Figure 4.14: The Golgi apparatus is rich with enzymes to modify and transport molecular products produced by the endoplasmic reticulum

The nucleus also directs the molecular signals for the production of proteins in the cytoplasm. The molecular signals from the nucleus are sent out through the nuclear pores and into the cytoplasm. Every protein in a cell has to be made under the direction of the molecules coming from the nucleus. The key organelle for making the protein is the rER. The Golgi complex modifies, packages, and transports proteins. 

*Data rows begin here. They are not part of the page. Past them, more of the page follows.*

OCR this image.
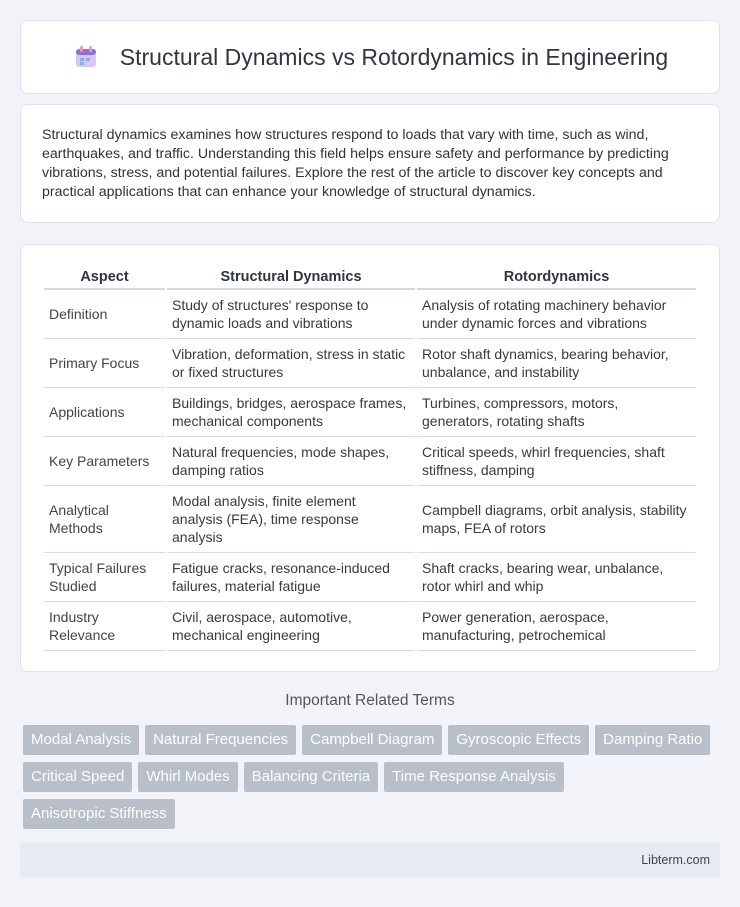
Structural Dynamics vs Rotordynamics in Engineering

Structural dynamics examines how structures respond to loads that vary with time, such as wind, earthquakes, and traffic. Understanding this field helps ensure safety and performance by predicting vibrations, stress, and potential failures. Explore the rest of the article to discover key concepts and practical applications that can enhance your knowledge of structural dynamics.

Aspect	Structural Dynamics	Rotordynamics
Definition	Study of structures' response to dynamic loads and vibrations	Analysis of rotating machinery behavior under dynamic forces and vibrations
Primary Focus	Vibration, deformation, stress in static or fixed structures	Rotor shaft dynamics, bearing behavior, unbalance, and instability
Applications	Buildings, bridges, aerospace frames, mechanical components	Turbines, compressors, motors, generators, rotating shafts
Key Parameters	Natural frequencies, mode shapes, damping ratios	Critical speeds, whirl frequencies, shaft stiffness, damping
Analytical Methods	Modal analysis, finite element analysis (FEA), time response analysis	Campbell diagrams, orbit analysis, stability maps, FEA of rotors
Typical Failures Studied	Fatigue cracks, resonance-induced failures, material fatigue	Shaft cracks, bearing wear, unbalance, rotor whirl and whip
Industry Relevance	Civil, aerospace, automotive, mechanical engineering	Power generation, aerospace, manufacturing, petrochemical
Important Related Terms
Modal Analysis	Natural Frequencies	Campbell Diagram	Gyroscopic Effects	Damping Ratio
Critical Speed	Whirl Modes	Balancing Criteria	Time Response Analysis
Anisotropic Stiffness
Libterm.com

The endoplasmic reticulum in the cell produces proteins that need to be packaged. This process of packaging takes place in the Golgi complex. The products from the endoplasmic reticulum travel to a set of flattened, sac-like membranes, which sit on top of each other and are interconnected. When a protein is produced in the ER, the protein is pinched off within part of the membrane. The protein that is being processed by the Golgi apparatus is enclosed in the second membrane and pinched off. Protein modification in the Golgi complex is accomplished by the enzymes present in the flattened sac-like structures. The resulting package is called a vesicle. What types of products are contained within the vesicles in the Golgi apparatus? They are hormones, enzymes, etc. Some chemicals that have multiple effects on your body are produced by the Golgi complexes in the neurons in the brain and then are sent into the blood. This process of sending the contents of the vesicles outside the cell and into the blood or elsewhere is called exocytosis.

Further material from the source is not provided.